Concernant la réduction des délais, les prescriptions extinctives passeront au droit commun : cinq ans au lieu de trente ans, ce qui n'est pas rien. Pour les prescriptions acquisitives, le délai est maintenu à trente ans, sauf en matière immobilière où il est proposé une durée abrégée de dix ans.

M. Jean-Jacques Hyest, président de la commission. - Il faut bonne foi et juste titre !

M. François Zocchetto. - Certes ! Cette évolution législative est conforme avec la législation de nos voisins. Il ne faut pas négliger l'importance de la concurrence des systèmes juridiques européens. Nous devons retrouver une réelle attractivité en ce domaine, d'où cette substantielle réduction des délais.

Ainsi, en Allemagne, le délai de droit commun est passé de trente à trois ans, en Angleterre, il est de six ans et en Italie de dix ans.
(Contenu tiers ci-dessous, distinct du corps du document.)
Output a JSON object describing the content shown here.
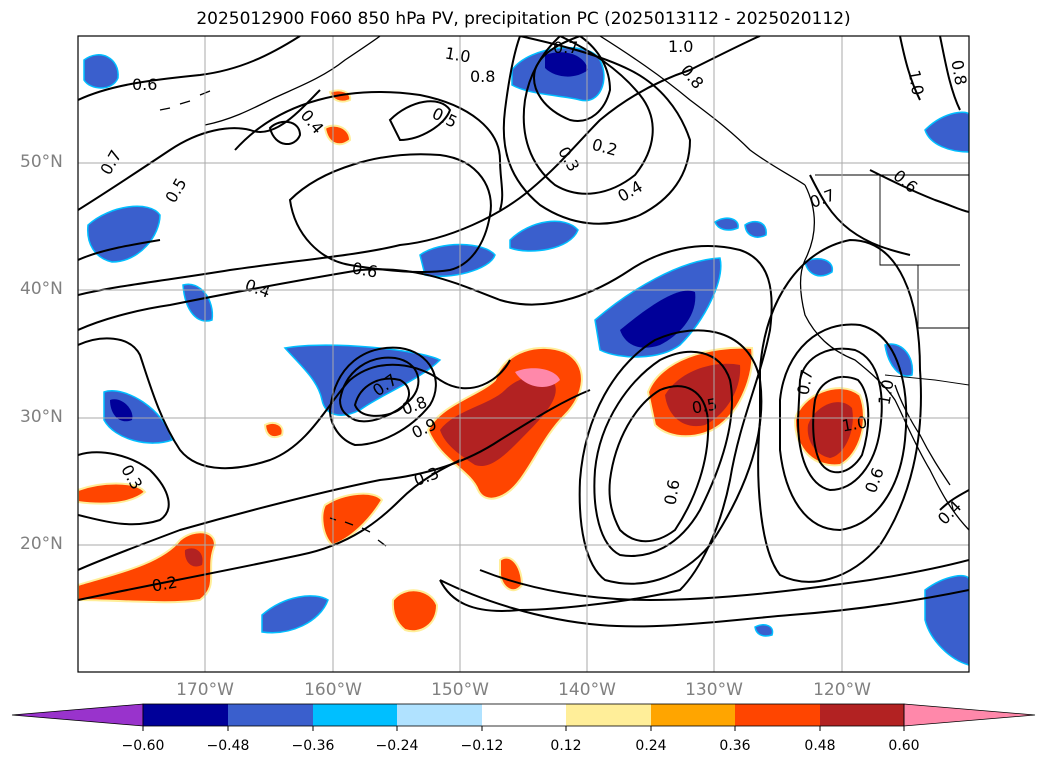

S'il est difficile d'aboutir à une unification parfaite, nous nous félicitons des différentes initiatives européennes et internationales. Ainsi en est-il de l'Institut national pour l'unification du droit privé qui a posé les principes relatifs aux contrats du commerce international.

Cette proposition de loi prévoit également de rationaliser les prescriptions en réduisant le nombre des délais dérogatoires. La commission des lois souhaite mettre fin au régime particulier dit « présomptives de paiement ». En revanche, des délais plus longs sont maintenus pour l'exécution des décisions de justice et l'exercice des actions en responsabilité pour les dommages corporels ou causés par un ouvrage, pour l'action en réparation des préjudices résultant d'actes de torture ou de barbarie ou de violences ou d'agressions sexuelles sur mineurs, ainsi que pour les actions réelles immobilières.

Enfin, il convient de conserver le délai biennal de prescription de l'action des professionnels contre les consommateurs pour les biens ou services qu'ils leur fournissent.

Ce texte prévoit aussi de supprimer les règles d'interversion des délais et d'instaurer un délai butoir. Cette proposition avait été évoquée par l'avant-projet Catala mais n'avait pas reçu l'approbation de l'ensemble de la doctrine.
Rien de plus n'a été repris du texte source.